Dystopian Representations of Surveillance in Little Brother and Nineteen Eighty-Four
Example Assignment: Grade 11 University English (ENG 3U)
George Orwell’s Nineteen Eighty-Four (1949) follows Winston, a worker at the Ministry of Truth for the government of Oceania which has replaced Britain in Orwell’s future world, who eventually comes to reject Big Brother. Big Brother, a symbolic representation of government surveillance, is ‘always watching’ through television screens that are mandatory in every household, as well as other forms of technology. Winston engages in what is considered dissident activity by the government as he falls in love without permit, visits parts of the city where he does not typically belong, and attempts to learn the truth about the history of his society. Winston is eventually caught by Big Brother and tortured into submission, coming to the conclusion in the end that no one can stop it. Cory Doctorow draws from this experience with surveillance in his YASF novel Little Brother (2008), the title being a direct reference to Orwell’s cold-war era text. Similar to Orwell, Doctorow draws from his contemporary experiences with surveillance to inform his text. In Little Brother, the tech-savvy protagonist Marcus is falsely accused of being involved in a terrorist attack on the Bay Bridge by Homeland Security. Drawing from heightened states of security in the US following the attack on the twin towers, Doctorow explores in his near-future novel how liberties are being violated by the government in the name of ‘safety’. Similarities abound in both texts, as Nineteen Eighty-Four and Little Brother both tell the stories of people who acknowledge fundamental moral issues with their governments, who become dissident in hopes of changing their society.

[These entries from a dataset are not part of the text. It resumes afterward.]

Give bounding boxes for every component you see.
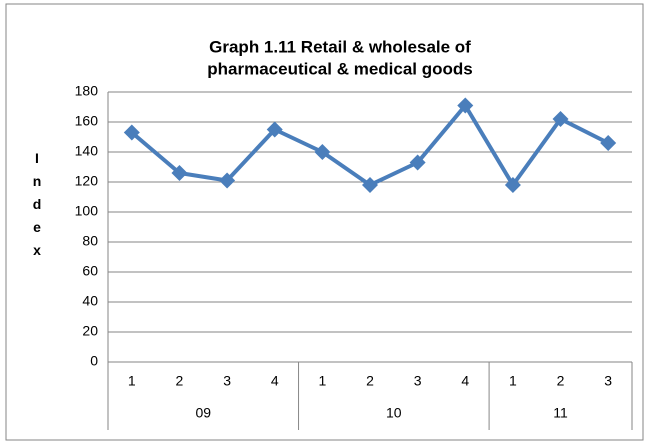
- x-tick-label: 4: [461, 373, 469, 389]
- y-tick-label: 40: [82, 293, 98, 309]
- y-tick-label: 160: [75, 113, 99, 129]
- chart-title: pharmaceutical & medical goods: [207, 59, 472, 78]
- x-tick-label: 1: [128, 373, 136, 389]
- marker: [457, 97, 474, 114]
- y-tick-label: 180: [75, 83, 99, 99]
- x-tick-label: 2: [557, 373, 565, 389]
- y-tick-label: 20: [82, 323, 98, 339]
- y-tick-label: 60: [82, 263, 98, 279]
- marker: [219, 172, 236, 189]
- y-axis-label: Index: [29, 150, 45, 265]
- x-group-label: 09: [195, 405, 211, 421]
- x-tick-label: 4: [271, 373, 279, 389]
- x-tick-label: 1: [509, 373, 517, 389]
- x-group-label: 11: [553, 405, 568, 421]
- y-tick-label: 120: [75, 173, 99, 189]
- marker: [314, 144, 331, 160]
- marker: [266, 121, 283, 138]
- x-tick-label: 2: [366, 373, 374, 389]
- marker: [123, 124, 140, 141]
- x-group-label: 10: [386, 405, 402, 421]
- y-tick-label: 0: [90, 353, 98, 369]
- marker: [600, 135, 617, 151]
- y-tick-label: 80: [82, 233, 98, 249]
- x-tick-label: 3: [414, 373, 422, 389]
- marker: [362, 177, 378, 193]
- x-tick-label: 2: [176, 373, 184, 389]
- marker: [409, 154, 426, 171]
- y-tick-label: 100: [75, 203, 99, 219]
- x-tick-label: 3: [604, 373, 612, 389]
- x-tick-label: 3: [223, 373, 231, 389]
- marker: [171, 165, 188, 181]
- x-tick-label: 1: [318, 373, 326, 389]
- marker: [504, 177, 521, 193]
- y-tick-label: 140: [75, 143, 99, 159]
- chart-title: Graph 1.11 Retail & wholesale of: [209, 37, 471, 56]
- marker: [552, 111, 569, 127]
- chart-border: [5, 3, 644, 441]
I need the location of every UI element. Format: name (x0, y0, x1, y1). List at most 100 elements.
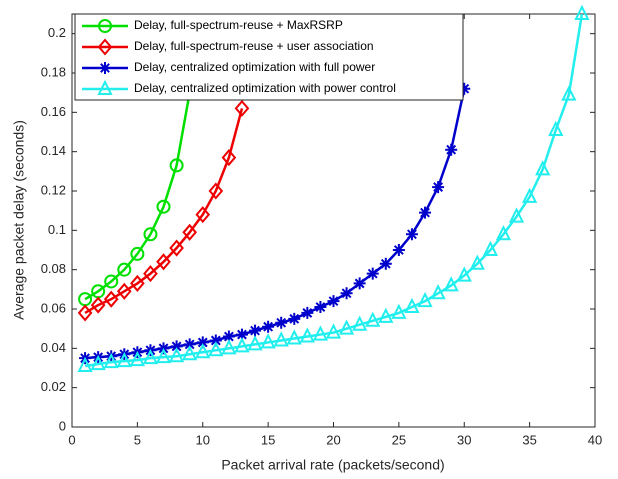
marker (196, 336, 209, 349)
marker (98, 19, 112, 33)
marker (221, 149, 237, 167)
marker (155, 347, 172, 364)
marker (260, 333, 276, 349)
marker (458, 82, 471, 95)
marker (130, 274, 145, 292)
x-tick-label: 40 (588, 432, 602, 447)
marker (77, 356, 93, 373)
legend-label: Delay, centralized optimization with ful… (134, 60, 375, 74)
marker (195, 343, 211, 359)
marker (116, 351, 132, 368)
y-tick-label: 0.1 (48, 222, 66, 237)
marker (275, 316, 288, 329)
y-tick-label: 0.08 (41, 261, 66, 276)
marker (90, 354, 106, 371)
marker (116, 282, 132, 300)
legend: Delay, full-spectrum-reuse + MaxRSRP Dela… (74, 13, 464, 101)
y-tick-label: 0.06 (41, 300, 66, 315)
x-tick-label: 0 (68, 432, 75, 447)
marker (97, 79, 113, 95)
marker (419, 206, 432, 219)
marker (103, 352, 119, 369)
marker (273, 331, 289, 347)
marker (183, 338, 196, 351)
y-tick-label: 0.14 (41, 143, 66, 158)
marker (379, 257, 392, 270)
legend-label: Delay, full-spectrum-reuse + user associ… (134, 39, 374, 53)
marker (404, 297, 420, 314)
y-tick-label: 0.12 (41, 182, 66, 197)
marker (445, 143, 458, 156)
marker (574, 4, 590, 20)
marker (169, 239, 184, 257)
marker (365, 311, 381, 327)
x-tick-label: 35 (522, 432, 536, 447)
x-axis-label: Packet arrival rate (packets/second) (221, 457, 444, 473)
marker (443, 276, 459, 292)
marker (301, 306, 314, 319)
marker (522, 187, 538, 203)
y-tick-label: 0.2 (48, 25, 66, 40)
marker (325, 323, 342, 339)
marker (247, 335, 263, 351)
marker (286, 329, 302, 345)
marker (392, 244, 405, 256)
y-tick-label: 0.16 (41, 104, 66, 119)
marker (405, 228, 418, 241)
marker (548, 120, 564, 137)
marker (340, 287, 353, 300)
marker (430, 284, 446, 300)
marker (169, 158, 184, 173)
y-tick-label: 0 (59, 418, 66, 433)
x-tick-label: 30 (457, 432, 471, 447)
x-tick-label: 10 (196, 432, 210, 447)
marker (235, 328, 248, 341)
x-tick-label: 20 (326, 432, 340, 447)
marker (312, 325, 329, 341)
marker (352, 315, 368, 331)
marker (299, 327, 315, 343)
marker (456, 266, 472, 282)
marker (104, 274, 119, 289)
marker (142, 348, 159, 365)
marker (535, 160, 551, 176)
marker (469, 254, 485, 270)
marker (482, 240, 499, 256)
marker (209, 334, 222, 347)
marker (222, 330, 235, 343)
marker (417, 291, 433, 308)
marker (170, 340, 183, 353)
marker (234, 99, 250, 117)
marker (103, 290, 119, 308)
marker (143, 265, 158, 283)
marker (353, 277, 366, 290)
marker (143, 227, 158, 242)
marker (249, 324, 262, 337)
marker (495, 225, 512, 241)
marker (129, 350, 145, 367)
marker (117, 262, 132, 277)
marker (99, 62, 111, 74)
marker (208, 182, 224, 200)
marker (156, 253, 171, 271)
marker (156, 199, 171, 214)
marker (561, 85, 577, 101)
marker (338, 319, 355, 335)
x-tick-label: 25 (392, 432, 406, 447)
x-tick-label: 5 (134, 432, 141, 447)
marker (366, 267, 379, 280)
marker (378, 307, 394, 323)
marker (314, 301, 327, 314)
marker (97, 38, 113, 56)
marker (391, 303, 407, 319)
marker (234, 337, 250, 353)
legend-box (74, 13, 464, 101)
marker (221, 339, 237, 355)
y-tick-label: 0.04 (41, 340, 66, 355)
marker (432, 181, 445, 194)
marker (130, 246, 145, 261)
y-axis-label: Average packet delay (seconds) (11, 120, 27, 320)
marker (262, 320, 275, 333)
marker (182, 223, 197, 241)
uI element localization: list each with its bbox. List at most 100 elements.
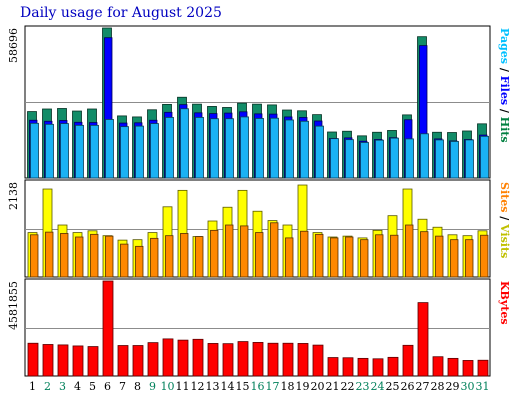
- bar-kbytes-30: [462, 360, 474, 377]
- bar-sites-6: [105, 235, 114, 278]
- bar-kbytes-29: [447, 357, 459, 377]
- x-tick-label-17: 17: [266, 380, 280, 393]
- y-max-label: 58696: [7, 28, 20, 63]
- bar-pages-9: [150, 123, 159, 179]
- bar-pages-29: [450, 141, 459, 179]
- bar-sites-11: [180, 233, 189, 278]
- x-tick-label-2: 2: [44, 380, 51, 393]
- x-tick-label-31: 31: [476, 380, 490, 393]
- bar-pages-20: [315, 125, 324, 179]
- chart-title: Daily usage for August 2025: [20, 5, 222, 21]
- bar-pages-28: [435, 139, 444, 179]
- x-tick-label-14: 14: [221, 380, 235, 393]
- x-tick-label-12: 12: [191, 380, 205, 393]
- bar-sites-2: [45, 231, 54, 278]
- bar-pages-1: [30, 122, 39, 179]
- bar-kbytes-8: [132, 345, 144, 377]
- bar-pages-25: [390, 137, 399, 179]
- x-tick-label-16: 16: [251, 380, 265, 393]
- bar-pages-13: [210, 118, 219, 179]
- bar-pages-11: [180, 108, 189, 179]
- bar-sites-17: [270, 222, 279, 278]
- bar-sites-19: [300, 230, 309, 278]
- legend-separator: /: [498, 212, 511, 224]
- bar-pages-23: [360, 142, 369, 179]
- bar-pages-21: [330, 138, 339, 179]
- bar-kbytes-11: [177, 339, 189, 377]
- legend-kbytes: KBytes: [498, 281, 511, 325]
- bar-kbytes-1: [27, 342, 39, 377]
- bar-kbytes-23: [357, 357, 369, 377]
- bar-sites-5: [90, 233, 99, 278]
- bar-kbytes-17: [267, 342, 279, 377]
- bar-pages-26: [405, 138, 414, 179]
- bar-pages-4: [75, 124, 84, 179]
- bar-kbytes-22: [342, 357, 354, 377]
- bar-sites-10: [165, 235, 174, 278]
- bar-sites-13: [210, 229, 219, 278]
- bar-sites-20: [315, 233, 324, 278]
- bar-pages-31: [480, 135, 489, 179]
- bar-sites-30: [465, 239, 474, 278]
- x-tick-label-5: 5: [89, 380, 96, 393]
- x-tick-label-11: 11: [176, 380, 190, 393]
- bar-pages-8: [135, 125, 144, 179]
- bar-sites-1: [30, 234, 39, 278]
- x-tick-label-24: 24: [371, 380, 385, 393]
- bar-pages-19: [300, 120, 309, 179]
- bar-pages-12: [195, 117, 204, 179]
- x-tick-label-29: 29: [446, 380, 460, 393]
- bar-pages-18: [285, 119, 294, 179]
- bar-pages-15: [240, 116, 249, 179]
- x-tick-label-6: 6: [104, 380, 111, 393]
- x-tick-label-13: 13: [206, 380, 220, 393]
- bar-pages-5: [90, 124, 99, 179]
- bar-pages-2: [45, 123, 54, 179]
- bar-kbytes-20: [312, 344, 324, 377]
- x-tick-label-26: 26: [401, 380, 415, 393]
- bar-sites-27: [420, 231, 429, 278]
- bar-kbytes-3: [57, 344, 69, 377]
- legend-item-hits: Hits: [498, 117, 511, 143]
- x-tick-label-21: 21: [326, 380, 340, 393]
- bar-kbytes-12: [192, 338, 204, 377]
- bar-kbytes-15: [237, 341, 249, 377]
- x-tick-label-1: 1: [29, 380, 36, 393]
- bar-kbytes-21: [327, 357, 339, 377]
- bar-sites-18: [285, 237, 294, 278]
- bar-kbytes-16: [252, 342, 264, 377]
- bar-kbytes-18: [282, 342, 294, 377]
- x-tick-label-28: 28: [431, 380, 445, 393]
- legend-item-visits: Visits: [498, 223, 511, 258]
- bar-kbytes-5: [87, 346, 99, 377]
- bar-sites-12: [195, 236, 204, 278]
- bar-kbytes-25: [387, 356, 399, 377]
- bar-sites-22: [345, 236, 354, 278]
- x-tick-label-4: 4: [74, 380, 81, 393]
- bar-kbytes-7: [117, 345, 129, 377]
- bar-kbytes-28: [432, 356, 444, 377]
- x-tick-label-9: 9: [149, 380, 156, 393]
- legend-visits-sites: Sites / Visits: [498, 182, 511, 258]
- bar-sites-28: [435, 235, 444, 278]
- legend-item-kbytes: KBytes: [498, 281, 511, 325]
- legend-item-pages: Pages: [498, 28, 511, 64]
- bar-pages-14: [225, 118, 234, 179]
- bar-pages-30: [465, 139, 474, 179]
- bar-kbytes-14: [222, 343, 234, 377]
- bar-sites-9: [150, 237, 159, 278]
- x-tick-label-27: 27: [416, 380, 430, 393]
- bar-kbytes-6: [102, 280, 114, 377]
- bar-kbytes-19: [297, 343, 309, 377]
- bar-sites-29: [450, 239, 459, 278]
- y-max-label: 4581855: [7, 281, 20, 330]
- bar-pages-22: [345, 139, 354, 179]
- x-tick-label-22: 22: [341, 380, 355, 393]
- bar-kbytes-9: [147, 342, 159, 377]
- bar-kbytes-31: [477, 359, 489, 377]
- bar-sites-26: [405, 224, 414, 278]
- x-tick-label-15: 15: [236, 380, 250, 393]
- bar-pages-7: [120, 126, 129, 179]
- bar-sites-7: [120, 243, 129, 278]
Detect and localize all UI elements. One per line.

This lesson will take advantage of how rooted in history both Nineteen Eighty-Four and Little Brother are. A part of reading something critically involves being aware of the historical context which informs fiction. As texts which contain dissident figures who respond to their corresponding societies in participatory ways, both novels are useful examples of how people have responded politically to their governments. This lesson will also serve the purpose of teaching students how science fiction texts, while they take place in the future, ultimately mirror the present of the author. In this lesson students will research the historical and political contexts which inspired both novels, considering how both novels differ in their treatment of surveillance culture. The nearness of the future depicted in Little Brother is of particular interest here, as the society which Doctorow writes about alarmingly resembles our own. From this research, students will be asked to discuss as a formative assessment how historical context can shape fiction, particularly SF texts.
Anticipated Time Requirement: This activity will require at least two class periods, one for research and one for discussion. This assignment will provide the teacher with an understanding of how students are making sense of the texts, and what kind of connections they are making between the two. These texts will not be read concurrently. Rather, one will be read in the context of the other, to solidify the connection students make between the two as an ongoing activity without interrupting the flow of the novels.
Expectations Addressed in this Lesson:
Reading and Literature Studies, Overall Expectations: 1. Reading For Meaning: read and demonstrate an understanding of a variety of literary, informational, and graphic texts, using a range of strategies to construct meaning. |
Works Cited
Doctorow, C. (2008). Little Brother. London: Harper Voyager.
Orwell, George. (1949). Nineteen Eighty-Four. New York: Signet Classics.
Ontario Ministry of Education. (2007). The Ontario Curriculum Grades 11 and 12: English.